Notebook to download [Hotels-50K dataset](https://github.com/GWUvision/Hotels-50K) based on the [download_train.py](https://github.com/GWUvision/Hotels-50K/blob/master/download_train.py) script

In [None]:
from google.colab import drive
drive.mount('/gdrive')
%cd /gdrive

In [None]:
import pandas as pd
import PIL as pil_image
import tqdm

In [None]:
PROJECT_FOLDER = "/gdrive/MyDrive/Projects/Hotel-ID/"
DATA_FOLDER = "/home/data/"

In [None]:
!mkdir {DATA_FOLDER}
!mkdir {DATA_FOLDER}images/
!tar -xvzf {PROJECT_FOLDER}data/dataset.tar.gz -C {DATA_FOLDER}

In [None]:
from __future__ import print_function
import csv, multiprocessing, cv2, os
import numpy as np
import urllib
import urllib.request

import ssl

ctx = ssl.create_default_context()
ctx.check_hostname = False
ctx.verify_mode = ssl.CERT_NONE

def url_to_image(url):
    resp = urllib.request.urlopen(url, context=ctx)
    image = np.asarray(bytearray(resp.read()), dtype="uint8")
    image = cv2.imdecode(image, cv2.IMREAD_UNCHANGED)
    return image

# chain,hotel,im_source,im_id,im_url
def download_and_resize(imList):
    for im in imList:
        try:
            saveDir = os.path.join(DATA_FOLDER, 'images/train/',im[0],im[1],im[2])
            if not os.path.exists(saveDir):
                os.makedirs(saveDir)

            savePath = os.path.join(saveDir,str(im[3])+'.'+im[4].split('.')[-1])

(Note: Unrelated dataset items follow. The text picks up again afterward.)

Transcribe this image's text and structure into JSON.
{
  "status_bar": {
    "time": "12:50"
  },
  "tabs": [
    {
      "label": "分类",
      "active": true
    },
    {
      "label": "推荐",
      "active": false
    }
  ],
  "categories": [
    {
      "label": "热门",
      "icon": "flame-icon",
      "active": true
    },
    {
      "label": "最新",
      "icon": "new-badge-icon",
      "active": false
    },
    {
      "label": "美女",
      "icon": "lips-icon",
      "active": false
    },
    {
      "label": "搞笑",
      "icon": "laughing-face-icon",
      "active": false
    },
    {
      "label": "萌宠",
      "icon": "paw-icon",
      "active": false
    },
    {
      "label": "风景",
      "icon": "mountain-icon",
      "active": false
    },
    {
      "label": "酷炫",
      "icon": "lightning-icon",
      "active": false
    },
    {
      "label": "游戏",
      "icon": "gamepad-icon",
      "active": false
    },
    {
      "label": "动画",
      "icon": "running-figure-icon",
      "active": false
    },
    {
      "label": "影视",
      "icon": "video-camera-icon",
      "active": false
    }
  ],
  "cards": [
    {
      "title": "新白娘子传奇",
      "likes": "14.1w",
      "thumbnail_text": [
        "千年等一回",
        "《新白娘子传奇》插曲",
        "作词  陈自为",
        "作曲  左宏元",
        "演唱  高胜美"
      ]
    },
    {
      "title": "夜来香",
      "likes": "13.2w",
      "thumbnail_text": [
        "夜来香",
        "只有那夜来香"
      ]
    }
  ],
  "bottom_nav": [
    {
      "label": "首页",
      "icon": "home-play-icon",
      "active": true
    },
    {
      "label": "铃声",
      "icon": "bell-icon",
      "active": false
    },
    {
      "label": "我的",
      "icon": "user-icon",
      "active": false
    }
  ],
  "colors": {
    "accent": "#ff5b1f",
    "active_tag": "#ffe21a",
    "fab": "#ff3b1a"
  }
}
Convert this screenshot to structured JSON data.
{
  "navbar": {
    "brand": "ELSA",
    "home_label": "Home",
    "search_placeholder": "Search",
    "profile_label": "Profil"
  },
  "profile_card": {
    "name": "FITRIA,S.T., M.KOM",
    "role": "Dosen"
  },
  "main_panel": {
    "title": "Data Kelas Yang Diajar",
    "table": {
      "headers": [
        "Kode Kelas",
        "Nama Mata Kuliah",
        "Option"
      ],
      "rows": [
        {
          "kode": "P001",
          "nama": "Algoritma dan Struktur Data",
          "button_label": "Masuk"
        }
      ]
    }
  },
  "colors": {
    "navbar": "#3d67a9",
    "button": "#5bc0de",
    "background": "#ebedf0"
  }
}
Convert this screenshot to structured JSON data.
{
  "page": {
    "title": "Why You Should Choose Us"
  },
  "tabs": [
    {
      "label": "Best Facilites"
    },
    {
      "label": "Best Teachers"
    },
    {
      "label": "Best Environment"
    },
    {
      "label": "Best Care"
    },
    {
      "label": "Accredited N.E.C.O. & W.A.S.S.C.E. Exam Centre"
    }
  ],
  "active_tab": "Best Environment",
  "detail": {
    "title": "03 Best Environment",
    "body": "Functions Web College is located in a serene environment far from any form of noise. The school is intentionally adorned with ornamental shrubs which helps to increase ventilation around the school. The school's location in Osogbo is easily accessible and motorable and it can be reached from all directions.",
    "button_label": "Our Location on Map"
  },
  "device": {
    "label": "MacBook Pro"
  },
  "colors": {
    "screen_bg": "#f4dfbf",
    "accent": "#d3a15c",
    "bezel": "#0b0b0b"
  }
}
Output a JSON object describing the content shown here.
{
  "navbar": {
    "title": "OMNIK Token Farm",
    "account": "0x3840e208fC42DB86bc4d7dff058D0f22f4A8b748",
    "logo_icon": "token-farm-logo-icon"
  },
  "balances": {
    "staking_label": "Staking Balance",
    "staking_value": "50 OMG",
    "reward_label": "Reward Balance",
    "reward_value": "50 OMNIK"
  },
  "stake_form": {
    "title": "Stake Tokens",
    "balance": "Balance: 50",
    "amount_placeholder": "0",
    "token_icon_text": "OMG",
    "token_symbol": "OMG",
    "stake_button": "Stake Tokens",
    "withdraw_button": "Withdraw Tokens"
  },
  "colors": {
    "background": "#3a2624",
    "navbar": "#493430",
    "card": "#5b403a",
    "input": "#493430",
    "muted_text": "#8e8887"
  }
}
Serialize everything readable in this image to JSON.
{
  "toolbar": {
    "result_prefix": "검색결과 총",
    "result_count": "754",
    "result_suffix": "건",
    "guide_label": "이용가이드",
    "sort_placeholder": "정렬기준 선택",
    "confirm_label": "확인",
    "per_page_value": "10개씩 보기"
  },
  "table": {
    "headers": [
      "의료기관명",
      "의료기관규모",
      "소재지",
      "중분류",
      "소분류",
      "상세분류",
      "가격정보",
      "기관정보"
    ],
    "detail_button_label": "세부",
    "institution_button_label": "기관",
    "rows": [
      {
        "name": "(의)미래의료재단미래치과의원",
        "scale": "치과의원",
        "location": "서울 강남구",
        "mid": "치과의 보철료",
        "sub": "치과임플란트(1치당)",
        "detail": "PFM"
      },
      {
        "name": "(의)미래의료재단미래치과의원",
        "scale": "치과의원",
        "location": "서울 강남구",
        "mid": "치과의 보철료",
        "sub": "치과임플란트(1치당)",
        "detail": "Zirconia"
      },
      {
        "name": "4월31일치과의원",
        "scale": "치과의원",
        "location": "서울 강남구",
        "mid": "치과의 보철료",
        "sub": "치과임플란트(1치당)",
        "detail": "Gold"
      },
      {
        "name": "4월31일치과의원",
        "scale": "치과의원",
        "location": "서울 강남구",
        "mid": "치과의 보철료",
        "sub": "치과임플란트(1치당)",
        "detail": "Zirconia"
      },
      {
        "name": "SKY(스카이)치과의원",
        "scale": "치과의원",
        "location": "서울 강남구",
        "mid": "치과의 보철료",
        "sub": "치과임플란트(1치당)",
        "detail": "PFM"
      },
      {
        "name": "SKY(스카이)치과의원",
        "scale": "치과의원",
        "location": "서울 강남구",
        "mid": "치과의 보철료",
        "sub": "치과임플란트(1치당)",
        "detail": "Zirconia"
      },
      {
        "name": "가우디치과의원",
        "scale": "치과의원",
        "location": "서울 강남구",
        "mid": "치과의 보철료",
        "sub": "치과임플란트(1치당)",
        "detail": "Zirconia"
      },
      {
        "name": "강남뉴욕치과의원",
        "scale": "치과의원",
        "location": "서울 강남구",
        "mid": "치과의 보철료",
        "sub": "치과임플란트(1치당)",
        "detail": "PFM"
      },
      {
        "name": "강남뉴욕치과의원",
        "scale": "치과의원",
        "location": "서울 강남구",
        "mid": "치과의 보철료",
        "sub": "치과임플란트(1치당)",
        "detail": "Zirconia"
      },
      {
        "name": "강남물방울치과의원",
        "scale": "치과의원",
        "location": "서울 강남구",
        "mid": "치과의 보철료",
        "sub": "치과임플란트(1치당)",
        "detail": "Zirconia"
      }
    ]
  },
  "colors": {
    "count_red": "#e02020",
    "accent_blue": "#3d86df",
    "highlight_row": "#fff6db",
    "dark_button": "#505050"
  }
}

            if not os.path.isfile(savePath):
                img = url_to_image(im[4])
                if img.shape[1] > img.shape[0]:
                    width = 512
                    height = round((512 * img.shape[0]) / img.shape[1])
                    img = cv2.resize(img,(width, height))
                else:
                    height = 512
                    width = round((512 * img.shape[1]) / img.shape[0])
                    img = cv2.resize(img,(width, height))
                cv2.imwrite(savePath,img)
                # print('Good: ' + savePath)
            else:
                print('Already saved: ' + savePath)
        except Exception as e:
            print('Bad: ' + savePath)

In [None]:
hotel_f = open(f'{DATA_FOLDER}dataset/hotel_info.csv','r')
hotel_reader = csv.reader(hotel_f)
hotel_headers = next(hotel_reader,None)
hotel_to_chain = {}
for row in hotel_reader:
    hotel_to_chain[row[0]] = row[2]

train_df = pd.read_csv(f'{DATA_FOLDER}dataset/train_set.csv', header=None, dtype={0:str, 1:str})

In [None]:
subsample_df = train_df[train_df[3] == "travel_website"]
hotel_data = subsample_df[1].value_counts()
selected_hotels = hotel_data[(hotel_data > 10) & (hotel_data < 30)]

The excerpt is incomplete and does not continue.